MASAKINI.CO – Lebih dari 20 tahun pascatsunami 2004, Aceh kini menghadapi ancaman baru yang tak kasat mata: memudarnya ingatan kolektif masyarakat terhadap bencana besar tersebut. Di tengah pesatnya pembangunan dan perubahan lanskap, jejak sejarah perlahan hilang dari ruang publik maupun kesadaran generasi muda.
Kondisi ini mendorong lahirnya inisiatif kolaborasi internasional untuk menjaga memori tersebut tetap hidup. Center for Southeast Asian Studies Kyoto University bersama Universitas Syiah Kuala melalui Tsunami and Disaster Mitigation Research Center, Pusat Riset Ilmu Sosial dan Budaya, Program Magister Ilmu Kebencanaan, serta Arsip Nasional Republik Indonesia akan meluncurkan buku MemoryGraph: Menjaga Kenangan Aceh Lewat Foto pada 26 Maret 2026 di Auditorium TDMRC, Banda Aceh.
Buku ini mengangkat pendekatan baru dalam merawat ingatan kolektif melalui visual, dengan mempertemukan foto masa lalu dan kondisi terkini dari titik yang sama. Pendekatan ini tidak hanya menjadi dokumentasi, tetapi juga mendorong masyarakat untuk aktif terlibat dalam proses pengarsipan memori.
Salah satu penggagas metode tersebut, Yoshimi Nishi, menjelaskan bahwa lanskap bukan sekadar ruang fisik, melainkan menyimpan jejak kehidupan yang bisa hilang seiring waktu.

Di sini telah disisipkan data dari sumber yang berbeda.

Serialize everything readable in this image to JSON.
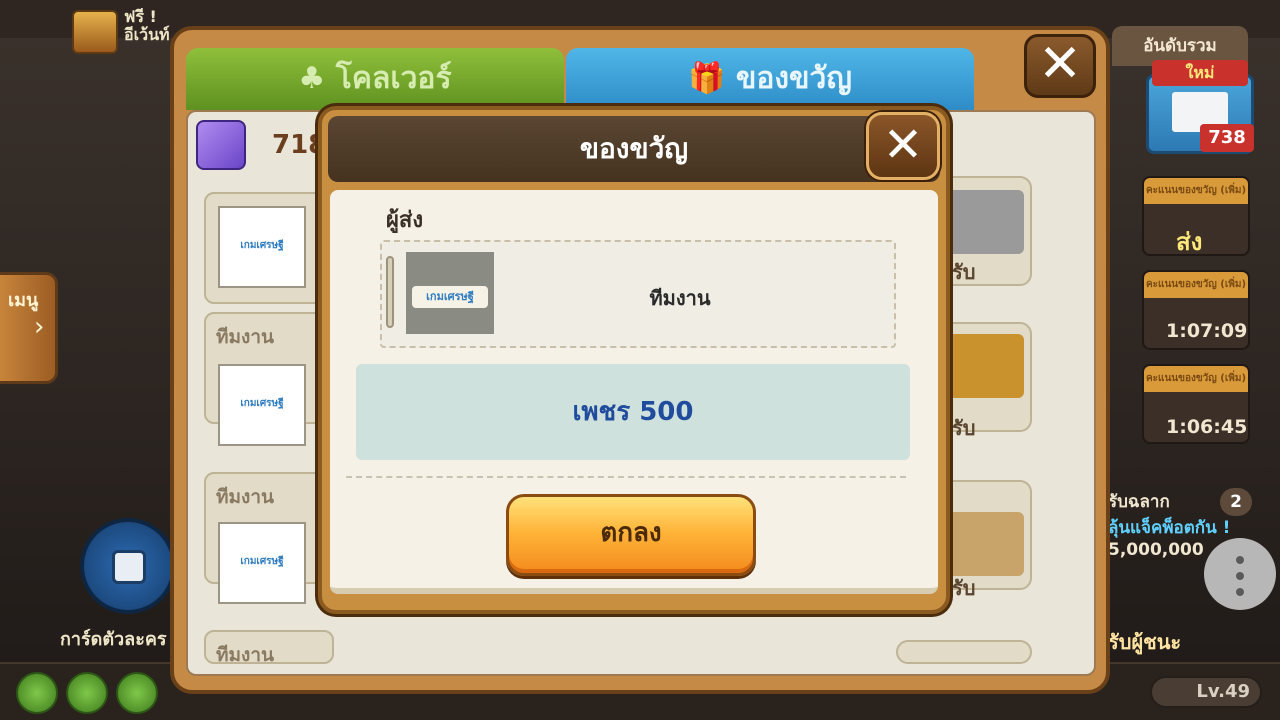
{
  "background": {
    "free_label": "ฟรี !",
    "free_sublabel": "อีเว้นท์",
    "menu_label": "เมนู",
    "card_label": "การ์ดตัวละคร",
    "level_label": "Lv.49",
    "ranking_tab": "อันดับรวม",
    "mail_new": "ใหม่",
    "mail_count": "738",
    "slots": [
      {
        "head": "คะแนนของขวัญ (เพิ่ม)",
        "value": "ส่ง"
      },
      {
        "head": "คะแนนของขวัญ (เพิ่ม)",
        "value": "1:07:09"
      },
      {
        "head": "คะแนนของขวัญ (เพิ่ม)",
        "value": "1:06:45"
      }
    ],
    "lottery_label": "รับฉลาก",
    "key_count": "2",
    "jackpot_label": "ลุ้นแจ็คพ็อตกัน !",
    "jackpot_amount": "5,000,000",
    "winner_label": "รับผู้ชนะ"
  },
  "gift_panel": {
    "tabs": [
      {
        "label": "♣ โคลเวอร์",
        "active": false
      },
      {
        "label": "🎁 ของขวัญ",
        "active": true
      }
    ],
    "gift_count": "718",
    "rows": [
      {
        "sender": "",
        "logo": "เกมเศรษฐี"
      },
      {
        "sender": "ทีมงาน",
        "logo": "เกมเศรษฐี"
      },
      {
        "sender": "ทีมงาน",
        "logo": "เกมเศรษฐี"
      },
      {
        "sender": "ทีมงาน",
        "logo": ""
      }
    ],
    "receive_label": "รับ"
  },
  "dialog": {
    "title": "ของขวัญ",
    "sender_label": "ผู้ส่ง",
    "sender_logo": "เกมเศรษฐี",
    "sender_name": "ทีมงาน",
    "reward": "เพชร 500",
    "ok_label": "ตกลง"
  },
  "colors": {
    "accent_orange": "#f48a1c",
    "reward_text": "#1f4c9c",
    "tab_active": "#2e8cc7",
    "tab_inactive": "#5e9120"
  }
}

“Ketika bencana terjadi, yang hilang bukan hanya ruang, tetapi juga memori yang melekat di dalamnya. Perubahan pascabencana sering membuat ingatan itu sulit dikenali kembali. Karena itu, dokumentasi visual menjadi penting untuk menjaga memori tetap hidup,” ujarnya, Selasa (24/3/2026).
Ia menambahkan, melalui pendekatan MemoryGraph, masyarakat diajak membaca ulang perubahan ruang sebagai bagian dari sejarah tentang kehilangan, perubahan, hingga proses bangkit.
Dari sisi akademik, Alfi Rahman menilai bahwa pemulihan pascabencana tidak cukup hanya berfokus pada pembangunan fisik.
“Ingatan kolektif justru menjadi kunci dalam memahami risiko dan membangun ketahanan. MemoryGraph menjembatani arsip, pengalaman masyarakat, dan pembelajaran lintas generasi,” katanya.
Dukungan juga datang dari Rektor Universitas Syiah Kuala, Mirza Tabrani, yang menilai pendekatan ini penting sebagai sumber pembelajaran bagi generasi mendatang.
Sementara itu, peneliti Center for Southeast Asian Studies Kyoto University, Hiroyuki Yamamoto, menyebut MemoryGraph membuka ruang partisipasi publik dalam menjaga sejarah.
“Memori tentang suatu tempat tidak hanya disimpan, tetapi dibagikan dan diwariskan sebagai pembelajaran,” ujarnya.
Kepala Arsip Nasional Republik Indonesia, Mego Pinandito, menambahkan bahwa pendekatan ini mampu menghidupkan kembali arsip yang selama ini hanya tersimpan secara pasif.
“MemoryGraph menghubungkan arsip dengan pengalaman masyarakat secara langsung melalui pendekatan visual yang partisipatif,” katanya.
Peluncuran buku ini juga akan dirangkaikan dengan diskusi publik yang melibatkan akademisi, arsiparis, dan praktisi kebencanaan. Melalui inisiatif ini, masyarakat diharapkan tidak hanya menjadi penonton sejarah, tetapi ikut berperan dalam mendokumentasikan dan merawat ingatan kolektif Aceh.